In Search of Zombie Servers
I have a friend who moves a lot. Not because he’s a house flipper or anything like that, but rather he has been so misfortunate in the matrimonial sweepstakes that he has determined that it would be cheaper for him to “just meet a strange woman every four and five years and buy her a house”. As a result of these frequent changes of address he has learned quite a bit about the moving process and is always willing to provide some pithy advice for others in the midst of packing and unpacking, and even recommending the movers from https://www.shiply.com/man-with-a-van/, which he says are the best. Perhaps his most penetrating insight into home migration is that “three moves equal one fire”. In other words, if you haven’t opened a box after loading and unloading it three times from the back of a rented U-Haul, whatever is in it isn’t of use to you anyway and should be discarded immediately. In a sense, I think this kind of describes the current phenomenon of the proliferation of idle servers in today’s data centers.
A recent study from Jonathan Koomey of Stanford and Jon Taylor, a partner with the Athenis Group found that up to 30% of all physical servers in data centers do nothing all day long and no one notices. Although the thought of a bunch of servers operating on a perpetual coffee break is disturbing at any level, the 30% figure offered by the Koomey/Taylor study only verified the same percentage identified in earlier 2008 and 2012 studies performed by McKinsey and Company and the Uptime Institute respectively—coincidence–I wonder. So obviously we have a problem here, and if you’re like me, you’re probably asking, “what’s wrong with servers these days?”

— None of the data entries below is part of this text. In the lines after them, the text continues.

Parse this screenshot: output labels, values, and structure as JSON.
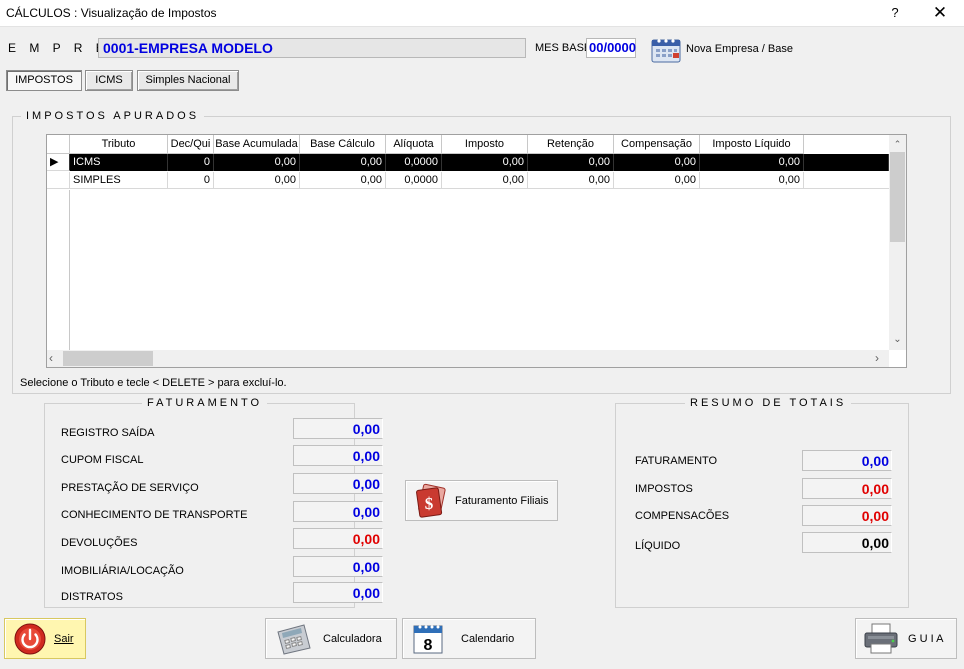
{
  "window": {
    "title": "CÁLCULOS : Visualização de Impostos",
    "help": "?",
    "close": "✕"
  },
  "header": {
    "empresa_label": "E M P R E S A",
    "empresa_value": "0001-EMPRESA MODELO",
    "mes_label": "MES BASE",
    "mes_value": "00/0000",
    "nova_label": "Nova Empresa / Base"
  },
  "tabs": [
    {
      "label": "IMPOSTOS"
    },
    {
      "label": "ICMS"
    },
    {
      "label": "Simples Nacional"
    }
  ],
  "impostos": {
    "title": "IMPOSTOS APURADOS",
    "columns": [
      "Tributo",
      "Dec/Qui",
      "Base Acumulada",
      "Base Cálculo",
      "Alíquota",
      "Imposto",
      "Retenção",
      "Compensação",
      "Imposto Líquido"
    ],
    "rows": [
      [
        "ICMS",
        "0",
        "0,00",
        "0,00",
        "0,0000",
        "0,00",
        "0,00",
        "0,00",
        "0,00"
      ],
      [
        "SIMPLES",
        "0",
        "0,00",
        "0,00",
        "0,0000",
        "0,00",
        "0,00",
        "0,00",
        "0,00"
      ]
    ],
    "hint": "Selecione o Tributo e tecle < DELETE > para excluí-lo."
  },
  "faturamento": {
    "title": "FATURAMENTO",
    "items": [
      {
        "label": "REGISTRO SAÍDA",
        "value": "0,00"
      },
      {
        "label": "CUPOM FISCAL",
        "value": "0,00"
      },
      {
        "label": "PRESTAÇÃO DE SERVIÇO",
        "value": "0,00"
      },
      {
        "label": "CONHECIMENTO DE TRANSPORTE",
        "value": "0,00"
      },
      {
        "label": "DEVOLUÇÕES",
        "value": "0,00"
      },
      {
        "label": "IMOBILIÁRIA/LOCAÇÃO",
        "value": "0,00"
      },
      {
        "label": "DISTRATOS",
        "value": "0,00"
      }
    ]
  },
  "faturamento_filiais": "Faturamento Filiais",
  "resumo": {
    "title": "RESUMO DE TOTAIS",
    "items": [
      {
        "label": "FATURAMENTO",
        "value": "0,00"
      },
      {
        "label": "IMPOSTOS",
        "value": "0,00"
      },
      {
        "label": "COMPENSACÕES",
        "value": "0,00"
      },
      {
        "label": "LÍQUIDO",
        "value": "0,00"
      }
    ]
  },
  "footer": {
    "sair": "Sair",
    "calculadora": "Calculadora",
    "calendario": "Calendario",
    "calendar_day": "8",
    "guia": "G U I A"
  },
  "colors": {
    "value_blue": "#0000e0",
    "value_red": "#e00000",
    "selected_row": "#000000"
  }
}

As in any crisis, the first question that needs to be answered is “who to blame?” Naturally, the arrow seems to point to everyone’s favorite whipping boys, the IT department. If these guys didn’t already exist, we’d have had to invent them. Anyway, the rationale seems to break down as follows: the IT group does not have responsibility for the electric bill and it does a bad job of tracking the ownership of servers once they are deployed. For the more legally minded of you, this roughly translates into “ignorance of the monthly power bill is no excuse”, and since “possession is 9/10’s of the law” the good folks that fix your email and gave you that new laptop have no one to blame but themselves.

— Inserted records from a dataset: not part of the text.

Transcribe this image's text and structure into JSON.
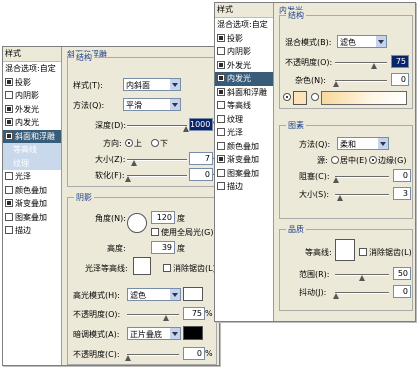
{
  "left": {
    "styles_header": "样式",
    "blend_default": "混合选项:自定",
    "style_items": [
      {
        "label": "投影",
        "checked": true,
        "state": ""
      },
      {
        "label": "内阴影",
        "checked": false,
        "state": ""
      },
      {
        "label": "外发光",
        "checked": true,
        "state": ""
      },
      {
        "label": "内发光",
        "checked": true,
        "state": ""
      },
      {
        "label": "斜面和浮雕",
        "checked": true,
        "state": "selected"
      },
      {
        "label": "等高线",
        "checked": false,
        "state": "sub"
      },
      {
        "label": "纹理",
        "checked": false,
        "state": "sub"
      },
      {
        "label": "光泽",
        "checked": false,
        "state": ""
      },
      {
        "label": "颜色叠加",
        "checked": false,
        "state": ""
      },
      {
        "label": "渐变叠加",
        "checked": true,
        "state": ""
      },
      {
        "label": "图案叠加",
        "checked": false,
        "state": ""
      },
      {
        "label": "描边",
        "checked": false,
        "state": ""
      }
    ],
    "bevel": {
      "group_title": "斜面和浮雕",
      "struct_title": "结构",
      "style_label": "样式(T):",
      "style_value": "内斜面",
      "method_label": "方法(Q):",
      "method_value": "平滑",
      "depth_label": "深度(D):",
      "depth_value": "1000",
      "depth_unit": "%",
      "direction_label": "方向:",
      "dir_up": "上",
      "dir_down": "下",
      "size_label": "大小(Z):",
      "size_value": "7",
      "size_unit": "像",
      "soften_label": "软化(F):",
      "soften_value": "0",
      "soften_unit": "像"
    },
    "shading": {
      "title": "阴影",
      "angle_label": "角度(N):",
      "angle_value": "120",
      "angle_unit": "度",
      "global_light": "使用全局光(G)",
      "altitude_label": "高度:",
      "altitude_value": "39",
      "altitude_unit": "度",
      "gloss_label": "光泽等高线:",
      "antialias": "消除锯齿(L)",
      "highlight_label": "高光模式(H):",
      "highlight_value": "滤色",
      "highlight_color": "#ffffff",
      "opacity_label": "不透明度(O):",
      "opacity_value": "75",
      "shadow_label": "暗调模式(A):",
      "shadow_value": "正片叠底",
      "shadow_color": "#000000",
      "opacity2_label": "不透明度(C):",
      "opacity2_value": "0"
    }
  },
  "right": {
    "styles_header": "样式",
    "blend_default": "混合选项:自定",
    "style_items": [
      {
        "label": "投影",
        "checked": true,
        "state": ""
      },
      {
        "label": "内阴影",
        "checked": false,
        "state": ""
      },
      {
        "label": "外发光",
        "checked": true,
        "state": ""
      },
      {
        "label": "内发光",
        "checked": true,
        "state": "selected"
      },
      {
        "label": "斜面和浮雕",
        "checked": true,
        "state": ""
      },
      {
        "label": "等高线",
        "checked": false,
        "state": ""
      },
      {
        "label": "纹理",
        "checked": false,
        "state": ""
      },
      {
        "label": "光泽",
        "checked": false,
        "state": ""
      },
      {
        "label": "颜色叠加",
        "checked": false,
        "state": ""
      },
      {
        "label": "渐变叠加",
        "checked": true,
        "state": ""
      },
      {
        "label": "图案叠加",
        "checked": false,
        "state": ""
      },
      {
        "label": "描边",
        "checked": false,
        "state": ""
      }
    ],
    "inner_glow": {
      "title": "内发光",
      "struct_title": "结构",
      "blend_label": "混合模式(B):",
      "blend_value": "滤色",
      "opacity_label": "不透明度(O):",
      "opacity_value": "75",
      "noise_label": "杂色(N):",
      "noise_value": "0",
      "glow_color": "#fde3b8"
    },
    "elements": {
      "title": "图素",
      "technique_label": "方法(Q):",
      "technique_value": "柔和",
      "source_label": "源:",
      "center": "居中(E)",
      "edge": "边缘(G)",
      "choke_label": "阻塞(C):",
      "choke_value": "0",
      "size_label": "大小(S):",
      "size_value": "3"
    },
    "quality": {
      "title": "品质",
      "contour_label": "等高线:",
      "antialias": "消除锯齿(L)",
      "range_label": "范围(R):",
      "range_value": "50",
      "jitter_label": "抖动(J):",
      "jitter_value": "0"
    }
  }
}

To be fair, IT organizations do find themselves in a bit of a quandary since a lot of servers just kind of “show up”, to support some long forgotten trial for example. After a couple of years, no one remembers what they actually do. This pattern of benign neglect is then exacerbated by the fact that since no one is sure what a particular server does, the downside of turning it off to find out outweighs any potential corporate savings in the mind of the average data center technician. Let’s face it, no one is going to make you “employee of the year” for finding a zombie server that’s costing the company $100 a month, but you’ll quickly shed your corporate anonymity if your exercise in curiosity brings down the app supporting a few million in corporate revenue.

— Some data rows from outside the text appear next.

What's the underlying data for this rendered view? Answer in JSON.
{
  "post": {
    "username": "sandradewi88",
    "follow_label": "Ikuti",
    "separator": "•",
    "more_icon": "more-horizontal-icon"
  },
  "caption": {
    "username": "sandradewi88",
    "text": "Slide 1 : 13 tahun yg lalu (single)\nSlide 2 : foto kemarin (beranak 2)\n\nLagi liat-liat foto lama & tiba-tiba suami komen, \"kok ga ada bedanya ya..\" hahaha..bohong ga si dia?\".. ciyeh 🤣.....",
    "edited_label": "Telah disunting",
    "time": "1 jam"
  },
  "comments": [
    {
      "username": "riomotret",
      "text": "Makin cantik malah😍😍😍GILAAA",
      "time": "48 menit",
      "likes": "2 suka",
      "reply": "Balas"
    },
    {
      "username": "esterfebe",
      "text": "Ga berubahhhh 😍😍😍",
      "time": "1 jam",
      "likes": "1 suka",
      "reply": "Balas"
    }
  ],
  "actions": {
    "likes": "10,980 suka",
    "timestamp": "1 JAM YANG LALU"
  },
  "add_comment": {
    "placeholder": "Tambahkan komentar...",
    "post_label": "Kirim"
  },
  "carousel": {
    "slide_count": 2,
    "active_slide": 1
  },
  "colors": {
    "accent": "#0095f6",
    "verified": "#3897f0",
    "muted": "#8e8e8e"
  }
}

Apparently, servers that originally were installed for legitimate purposes are only part of this proliferation of servers without a purpose problem. Another big source of “server sprawl” is a phenomenon known as “Shadow IT”. These are the business units—and you know who you are—that go outside of regular channels to buy their own machines. There’s also those dreaded boxes acquired during mergers that are never inventoried or shut down. Based on these examples, it is obvious that this metastasis is best characterized as slow and insidious rather than a full-fledged frontal assault.
In researching how to combat this onslaught of servers on permanent PTO, the literature I found was less than compelling. While I didn’t expect to find any articles expounding on how DCIM is the zombie server “silver bullet”, I was hoping for a little more than what I found. The primary advice offered across the board was that IT should start getting the power bill (good luck with that one) and that they do a better job of tracking server inventory—if they had already been doing that would anyone be talking about this? I also found the usual platitudes about server tracking needing to become a management priority and although this makes sense, until some CIO starts asking for a monthly count of active and idle servers in the data center I don’t think this one is going to show up as anyone’s annual review criteria in the near future. And really, if anyone ever did ask, if the answer was: “we have everything in the Cloud” would anyone ask for verification?
It’s amazing to me that a lot of this work still falls on deaf ears – while industry leaders have long since addressed the issue – one has to remember that the top ten percenters are just a dent in the total IT pie. There’s still a lot of SONET out there for goodness sake! So what is one to do in this battle over which servers are pulling their weight, and which are not, in the data center? At the current time there appears to be no one right answer, and it’s every data center operator for himself. How you decide to deal with this problem is up to you. If it helps, I think my friend’s matrimonially challenged advice provides you with two potential options.